Poemas enumerativos, de Eduardo Moga (Olifante) | por Gema Monlleó
Enumerar. Enumerar para crear poesía. Enumerar como mantra versificado. Enumerar desde la otra cara del espejo. Enumerar para ver y verse, para describir y describirse, para anhelar y rechazar. Enumerar como Tractatus. Enumerar como monólogo platónico. Enumerar como guiño existencial.
Eduardo Moga (Barcelona, 1962) compone en Poemas enumerativos un elogio de la enumeración a partir de la recopilación de textos publicados en otros libros y en su blog, a los que añade algunos inéditos. Leídos uno tras otro la composición individual (casi siempre del yo) deviene casi traba oulipiana. Moga enumera en poemas finitos y en cada poema yo leo también una invitación a mis propias enumeraciones.
Los versos de Moga oscilan entre lo cotidiano, lo excepcional, lo informativo, lo confesional, lo metafísico, lo antropológico, lo social. La colección de motivos que titulan estos poemas podría componer también un poema en sí mismo titulado “Criterios de elección”, unos criterios que dibujan una suerte de memorias ondulantes, de álbum filosófico-aforístico, de fotografías de partes del yo íntimo del autor con las que componer un puzle poético.

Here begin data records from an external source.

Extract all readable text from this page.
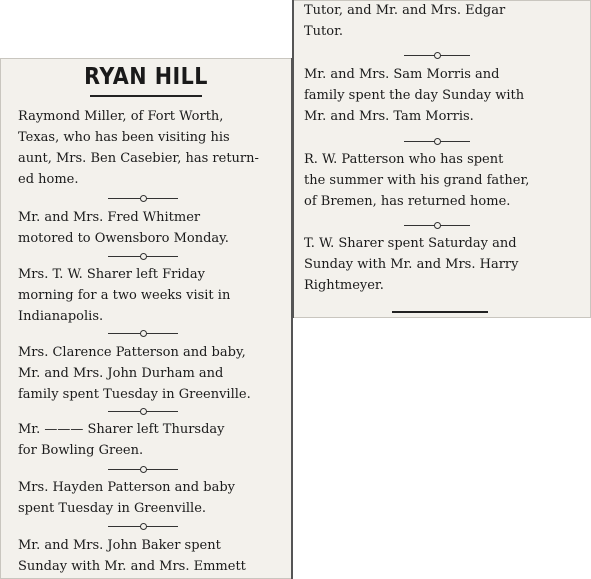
RYAN HILL

Raymond Miller, of Fort Worth,
Texas, who has been visiting his
aunt, Mrs. Ben Casebier, has return-
ed home.

Mr. and Mrs. Fred Whitmer
motored to Owensboro Monday.

Mrs. T. W. Sharer left Friday
morning for a two weeks visit in
Indianapolis.

Mrs. Clarence Patterson and baby,
Mr. and Mrs. John Durham and
family spent Tuesday in Greenville.

Mr. ——— Sharer left Thursday
for Bowling Green.

Mrs. Hayden Patterson and baby
spent Tuesday in Greenville.

Mr. and Mrs. John Baker spent
Sunday with Mr. and Mrs. Emmett

Tutor, and Mr. and Mrs. Edgar
Tutor.

Mr. and Mrs. Sam Morris and
family spent the day Sunday with
Mr. and Mrs. Tam Morris.

R. W. Patterson who has spent
the summer with his grand father,
of Bremen, has returned home.

T. W. Sharer spent Saturday and
Sunday with Mr. and Mrs. Harry
Rightmeyer.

En el prólogo Moga afirma que la enumeración “desune para significar”, y este creo que es el quid de su propuesta: la resignificación, el sentido nuevo a lo prexistente a partir de su colocación en un lugar u otro. Escribe en un poema: “Respirar ceniza”, ¿Monodia del yo, algo triste, depresivo, molesto, que sucede en septiembre o la coda a todo lo que con amar no alcanza? Los versos de Moga ofrecen la posibilidad de la especulación, permiten el juego de intercambiar sentencias o motivos en un juego lírico bajo el que se arma una cadencia, una letanía, un son, y que a su vez favorece (y este va a ser mi juego más adelante) variaciones a modo de improvisación jazzística.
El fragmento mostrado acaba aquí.